Rowan Atkinson, the British comedian best known for playing “Mr. Bean,” is once again taking aim at ‘cancel culture,’ becoming the latest entertainment figure to do so.

“It does seem to me that the job of comedy is to offend, or have the potential to offend, and it cannot be drained of that potential,” Atkinson told the Irish Times. “Every joke has a victim. That’s the definition of a joke. Someone or something or an idea is made to look ridiculous.”

The reporter then asked Atkinson if comedy ought to only take aim at those in power and not ‘punch down’ on anyone.

“I think you’ve got to be very, very careful about saying what you’re allowed to make jokes about. You’ve always got to kick up? Really?” he responded.

“What if there’s someone extremely smug, arrogant, aggressive, self-satisfied, who happens to be below in society? They’re not all in houses of parliament or in monarchies,” the actor and comedian said.

“There are lots of extremely smug and self-satisfied people in what would be deemed lower down in society, who also deserve to be pulled up. In a proper free society, you should be allowed to make jokes about absolutely anything,” he noted.

The Blaze adds:

Atkinson points out that the outrage mob often takes jokes out of their original context in order to provoke anger on social media and to get a person canceled.

Atkinson remarked that social media is “terribly young,” and people are just learning how to use it.

“In terms of the history of man, it’s been around for a very, very short time and we’re still adjusting,” he noted.

Atkinson also lashed out at cancel culture last year, declaring the destructive left-wing movement akin to a “medieval mob roaming the streets looking for someone to burn.”

“It’s important that we’re exposed to a wide spectrum of opinion, but what we have now is the digital equivalent of the medieval mob roaming the streets looking for someone to burn,” he said. “So it is scary for anyone who’s a victim of that mob, and it fills me with fear about the future.”

As for social media, the “Mr. Bean” actor noted: “The problem we have online is that an algorithm decides what we want to see, which ends up creating a simplistic, binary view of society. It becomes a case of either you’re with us or against us.
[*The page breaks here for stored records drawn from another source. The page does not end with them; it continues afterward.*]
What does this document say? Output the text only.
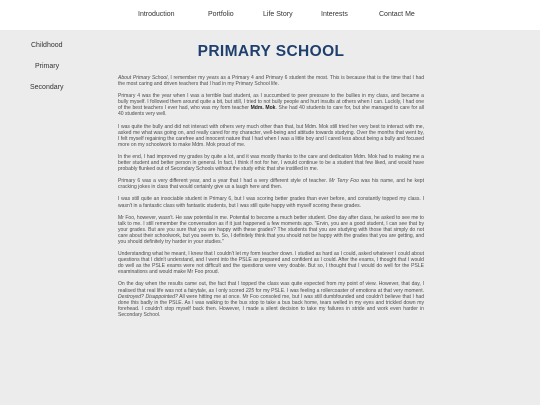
Introduction	Portfolio	Life Story	Interests	Contact Me
Childhood
Primary
Secondary
PRIMARY SCHOOL

About Primary School, I remember my years as a Primary 4 and Primary 6 student the most. This is because that is the time that I had the most caring and driven teachers that I had in my Primary School life.

Primary 4 was the year when I was a terrible bad student, as I succumbed to peer pressure to the bullies in my class, and became a bully myself. I followed them around quite a bit, but still, I tried to not bully people and hurt insults at others when I can. Luckily, I had one of the best teachers I ever had, who was my form teacher Mdm. Mok. She had 40 students to care for, but she managed to care for all 40 students very well.

I was quite the bully and did not interact with others very much other than that, but Mdm. Mok still tried her very best to interact with me, asked me what was going on, and really cared for my character, well-being and attitude towards studying. Over the months that went by, I felt myself regaining the carefree and innocent nature that I had when I was a little boy and I cared less about being a bully and focused more on my schoolwork to make Mdm. Mok proud of me.

In the end, I had improved my grades by quite a lot, and it was mostly thanks to the care and dedication Mdm. Mok had to making me a better student and better person in general. In fact, I think if not for her, I would continue to be a student that few liked, and would have probably flunked out of Secondary Schools without the study ethic that she instilled in me.

Primary 6 was a very different year, and a year that I had a very different style of teacher. Mr Terry Foo was his name, and he kept cracking jokes in class that would certainly give us a laugh here and then.

I was still quite an insociable student in Primary 6, but I was scoring better grades than ever before, and constantly topped my class. I wasn't in a fantastic class with fantastic students, but I was still quite happy with myself scoring these grades.

Mr Foo, however, wasn't. He saw potential in me. Potential to become a much better student. One day after class, he asked to see me to talk to me. I still remember the conversation as if it just happened a few moments ago. "Ervin, you are a good student, I can see that by your grades. But are you sure that you are happy with these grades? The students that you are studying with those that simply do not care about their schoolwork, but you seem to. So, I definitely think that you should not be happy with the grades that you are getting, and you should definitely try harder in your studies."

Understanding what he meant, I knew that I couldn't let my form teacher down. I studied as hard as I could, asked whatever I could about questions that I didn't understand, and I went into the PSLE as prepared and confident as I could. After the exams, I thought that I would do well as the PSLE exams were not difficult and the questions were very doable. But so, I thought that I would do well for the PSLE examinations and would make Mr Foo proud.

On the day when the results came out, the fact that I topped the class was quite expected from my point of view. However, that day, I realised that real life was not a fairytale, as I only scored 225 for my PSLE. I was feeling a rollercoaster of emotions at that very moment. Destroyed? Disappointed? All were hitting me at once. Mr Foo consoled me, but I was still dumbfounded and couldn't believe that I had done this badly in the PSLE. As I was walking to the bus stop to take a bus back home, tears welled in my eyes and trickled down my forehead. I couldn't stop myself back then. However, I made a silent decision to take my failures in stride and work even harder in Secondary School.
And if you’re against us, you deserve to be ‘canceled.'”

Other entertainers and comedians have also lashed out at cancel culture including HBO’s Bill Maher.

“Comedian Hannah Gadsby characterized Dave Chappelle’s controversial Netflix special as hate speech dog-whistling,” Maher said in October.

“Well, dog whistle refers to when someone puts things in code because they’re afraid to come out and say what they really think. That’s what you get from Dave Chappelle?” Maher added.

“That he’s afraid to say what he really thinks? And it’s not hate speech just because you disagree with it. Nor is it phobic,” he continued.

In response to the outcry from some Netflix employees over what they considered ‘transphobic’ humor from Chappelle, the streaming giant’s co-CEO Ted Sarandos defended his decision to defend all of the company’s offerings from woke employees.

In calling his decision “very important” for American culture, Sarandos discussed a memo he wrote with The New York Times that warned employees who are offended by any of the streamer’s content they can look for work somewhere else.